In Germany, it would even be possible for somebody to be elected Chancellor against the will of the Diet’s strongest party – if parties with fewer seats form a coalition whose combined seats outnumber those of the strongest single faction. This has so far happened three times, but not again since 1980. In any case, Chancellors have so far come from two parties only: five from the CDU, and three from the SPD.
However, the fact that the leading party of the strongest coalition elects “its” Chancellor – who is announced before the election and will then choose his or her ministers from among the coalition partner(s) – weakens the separation of legislative and executive powers. For instead of controlling the executive Government, most of the legislative Federal Diet serves the contrary purposes of supporting and defending the government’s policies.
In fact, a Federal Chancellor’s most important collaborator may not be any minister, but the faction leader (Fraktionsvorsitzende/r) of his or her party in the Bundestag – who “organizes” parliamentary majorities and imposes the so-called “discipline of the faction” (Fraktionsdisziplin) on faction members with insubordinate tendencies.
As a result, only two times in its 68-year history has the Bundestag used its right to attempt the election of a new Federal Chancellor to replace the incumbent (a so-called “motion of no confidence” – Misstrauensvotum): in 1972, when the attempt failed for lack of a sufficient majority, and in 1982, when the attempt succeeded.
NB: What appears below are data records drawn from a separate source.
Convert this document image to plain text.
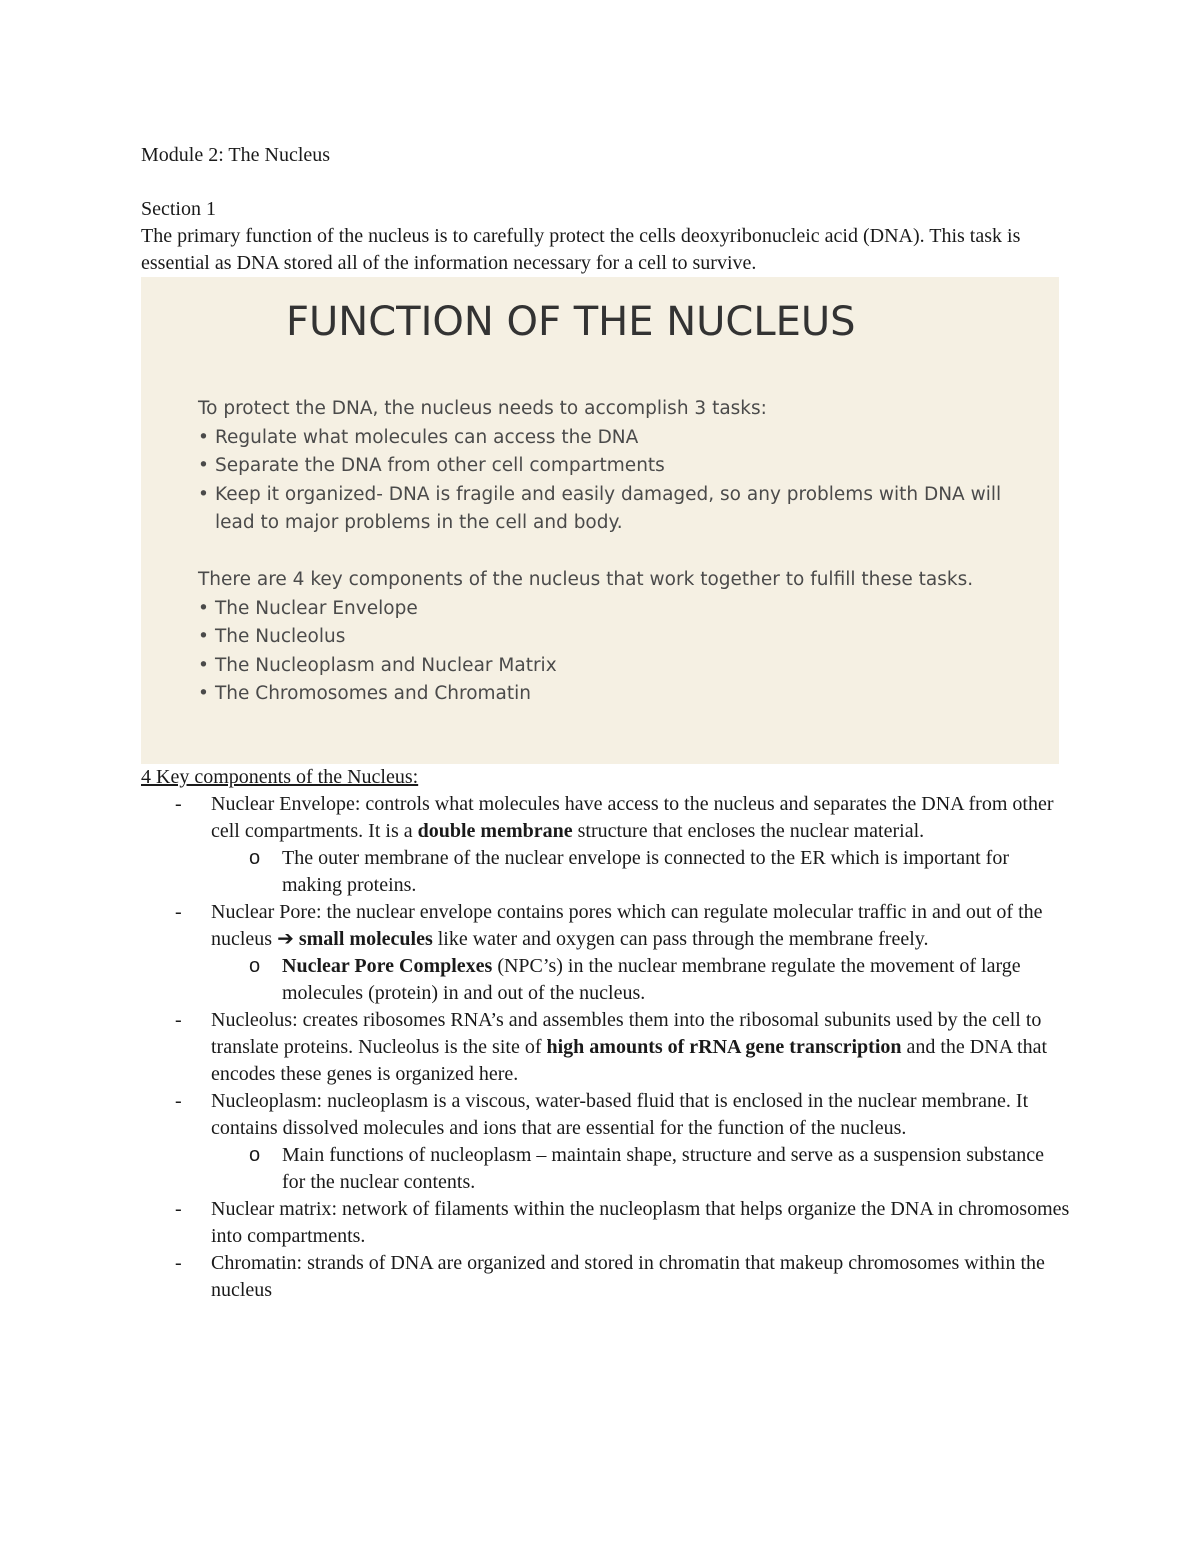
Module 2: The Nucleus

Section 1

The primary function of the nucleus is to carefully protect the cells deoxyribonucleic acid (DNA). This task is essential as DNA stored all of the information necessary for a cell to survive.

FUNCTION OF THE NUCLEUS

To protect the DNA, the nucleus needs to accomplish 3 tasks:

• Regulate what molecules can access the DNA
• Separate the DNA from other cell compartments
• Keep it organized- DNA is fragile and easily damaged, so any problems with DNA will lead to major problems in the cell and body.

There are 4 key components of the nucleus that work together to fulfill these tasks.

• The Nuclear Envelope
• The Nucleolus
• The Nucleoplasm and Nuclear Matrix
• The Chromosomes and Chromatin

4 Key components of the Nucleus:

- Nuclear Envelope: controls what molecules have access to the nucleus and separates the DNA from other cell compartments. It is a double membrane structure that encloses the nuclear material.

o The outer membrane of the nuclear envelope is connected to the ER which is important for making proteins.

- Nuclear Pore: the nuclear envelope contains pores which can regulate molecular traffic in and out of the nucleus ➔ small molecules like water and oxygen can pass through the membrane freely.

o Nuclear Pore Complexes (NPC’s) in the nuclear membrane regulate the movement of large molecules (protein) in and out of the nucleus.

- Nucleolus: creates ribosomes RNA’s and assembles them into the ribosomal subunits used by the cell to translate proteins. Nucleolus is the site of high amounts of rRNA gene transcription and the DNA that encodes these genes is organized here.

- Nucleoplasm: nucleoplasm is a viscous, water-based fluid that is enclosed in the nuclear membrane. It contains dissolved molecules and ions that are essential for the function of the nucleus.

o Main functions of nucleoplasm – maintain shape, structure and serve as a suspension substance for the nuclear contents.

- Nuclear matrix: network of filaments within the nucleoplasm that helps organize the DNA in chromosomes into compartments.

- Chromatin: strands of DNA are organized and stored in chromatin that makeup chromosomes within the nucleus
In sum, if I was to improve the political system of the German Federal Republic, I would reduce the power and importance of political parties and promote a discourse and decision-making based on pragmatism and reason rather than on ideology and party tactics.
Isn’t it foolish, isn’t it childish that, for example, a German Chancellor from one party will never choose a minister from another party (outside the governmental coalition), even if that person is more capable than anyone from the Chancellor’s party? In my view, political parties should serve the country and not the country the parties.
But for all that, I have no doubt that – despite its weaknesses – the German political system has performed better than most others in the world, given the country’s admirable rise in prosperity and reputation as well as its remarkable stability since 1949. Its political parties have contributed to that, by uniting people of similar opinions, structuring and elaborating political ideas, steering the country as government, or controlling it as opposition.
In another article, I will analyze the parties running for the next Bundestag.